Depuis que j’ai lu « Malaterre », Pierre-Henry Gomont fait partie des auteurs que je suis assidûment. J’ai découvert un auteur avec un style à lui, mais pourtant des projets aux univers différents. Je m’offre un petit retour en arrière avec « Pereira prétend », peut-être l’album où il s’est finalement trouvé graphiquement. Adaptation d’un roman d’Antonio Tabucchi (que je n’ai pas lu), l’ouvrage pèse près de 150 pages et est publié chez Sarbacane.
Pereira est portugais. Alors que la dictature sévit, il travaille dans un journal catholique et s’occupe de la page culturelle. Après avoir lu un article d’un jeune étudiant en philosophie, il contacte ce dernier pour le rencontrer. Va s’ensuivre alors une série d’événement que Pereira provoque sans parvenir à s’en défaire. D’abord, il propose, sans en parler à sa direction, que l’étudiant écrive des nécrologies pour son journal. Or, ces nécrologies engagées, vont mettre en danger Pereira et le faire vaciller.
Pierre-Henry Gomont reprend le concept littéraire de « Pereira prétend ». Ainsi, la narration commence régulièrement par cette phrase, comme pour mettre en doute le récit lui-même, ce qu’aurait dit, pensé ou fait le personnage.
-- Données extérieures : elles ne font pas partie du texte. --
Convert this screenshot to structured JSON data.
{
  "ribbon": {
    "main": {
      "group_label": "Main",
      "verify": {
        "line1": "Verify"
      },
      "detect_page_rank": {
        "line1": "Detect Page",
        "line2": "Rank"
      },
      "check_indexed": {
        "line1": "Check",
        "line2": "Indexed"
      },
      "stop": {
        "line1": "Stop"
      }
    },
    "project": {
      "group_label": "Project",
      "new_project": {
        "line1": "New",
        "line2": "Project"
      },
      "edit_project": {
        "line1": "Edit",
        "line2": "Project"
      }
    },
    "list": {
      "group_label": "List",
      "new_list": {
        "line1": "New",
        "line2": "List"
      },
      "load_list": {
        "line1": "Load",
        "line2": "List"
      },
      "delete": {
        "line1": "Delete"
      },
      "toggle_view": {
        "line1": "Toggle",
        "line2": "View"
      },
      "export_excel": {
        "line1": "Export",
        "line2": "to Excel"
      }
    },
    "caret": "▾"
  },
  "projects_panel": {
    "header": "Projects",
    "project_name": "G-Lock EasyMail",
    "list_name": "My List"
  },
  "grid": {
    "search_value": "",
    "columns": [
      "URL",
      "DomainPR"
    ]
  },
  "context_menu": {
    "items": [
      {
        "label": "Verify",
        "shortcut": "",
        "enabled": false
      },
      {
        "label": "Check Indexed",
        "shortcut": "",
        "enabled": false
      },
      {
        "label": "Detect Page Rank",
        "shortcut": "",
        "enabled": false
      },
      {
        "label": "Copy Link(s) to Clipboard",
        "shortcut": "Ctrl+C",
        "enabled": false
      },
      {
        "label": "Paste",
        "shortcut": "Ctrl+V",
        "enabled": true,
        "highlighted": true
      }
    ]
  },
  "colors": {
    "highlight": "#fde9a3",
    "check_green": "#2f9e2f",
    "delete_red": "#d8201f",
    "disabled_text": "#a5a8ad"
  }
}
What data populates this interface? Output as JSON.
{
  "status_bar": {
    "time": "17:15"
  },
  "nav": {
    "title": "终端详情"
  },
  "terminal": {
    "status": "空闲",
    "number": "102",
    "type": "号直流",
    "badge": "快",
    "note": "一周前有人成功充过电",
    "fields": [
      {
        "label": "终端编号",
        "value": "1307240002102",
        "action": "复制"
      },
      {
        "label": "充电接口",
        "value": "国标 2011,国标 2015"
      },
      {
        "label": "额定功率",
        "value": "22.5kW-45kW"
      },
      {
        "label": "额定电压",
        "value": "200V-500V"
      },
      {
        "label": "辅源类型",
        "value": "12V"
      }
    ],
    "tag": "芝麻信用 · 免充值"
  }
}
Dans le contexte d’un pays où les actes et la pensée sont contrôlés et surveillés, cela apporte une force au texte. Ainsi, la narration est très présente. Je ne suis habituellement pas fan de ce procédé lors des adaptations d’œuvres littéraires, mais cela fait partie du langage de Gomont.
L’ouvrage est long. Il permet à la pensée de Pereira d’évoluer lentement. Pas de grand changement, de retournement de situation. Tout paraît très naturel : une influence de deux jeunes gens, de l’empathie simplement, une envie de ne plus ignorer et se voiler la face. Pereira n’est pas un révolutionnaire, il ne vit qu’à moitié depuis la mort de sa femme. Mais face aux événements, il est bien obligé d’agir. Cet homme difforme, détruit, asocial, nous paraît soudain sympathique dans ses travers. En cela, l’ouvrage est parfaitement réussi.
Graphiquement, le trait de Gomont, dynamique et expressif, marche parfaitement. Les pages sont pleines de cases, la narration maîtrisée. C’est beau et efficace à la fois. Les couleurs sont également une réussite, souvent dans les tons ocres du Portugal avec quelques entorses pour les scènes de nuit. C’est le Gomont d’aujourd’hui dans son trait, on le reconnaît parfaitement.
« Pereira prétend » est un ouvrage réussi. Les personnages sont vivants, crédibles et Pereira lui-même est particulièrement crédible. La montée en tension dans le livre se fait lentement, mais inexorablement. Gomont maîtrise son rythme et nous emporte jusqu’à la fin. Du beau travail.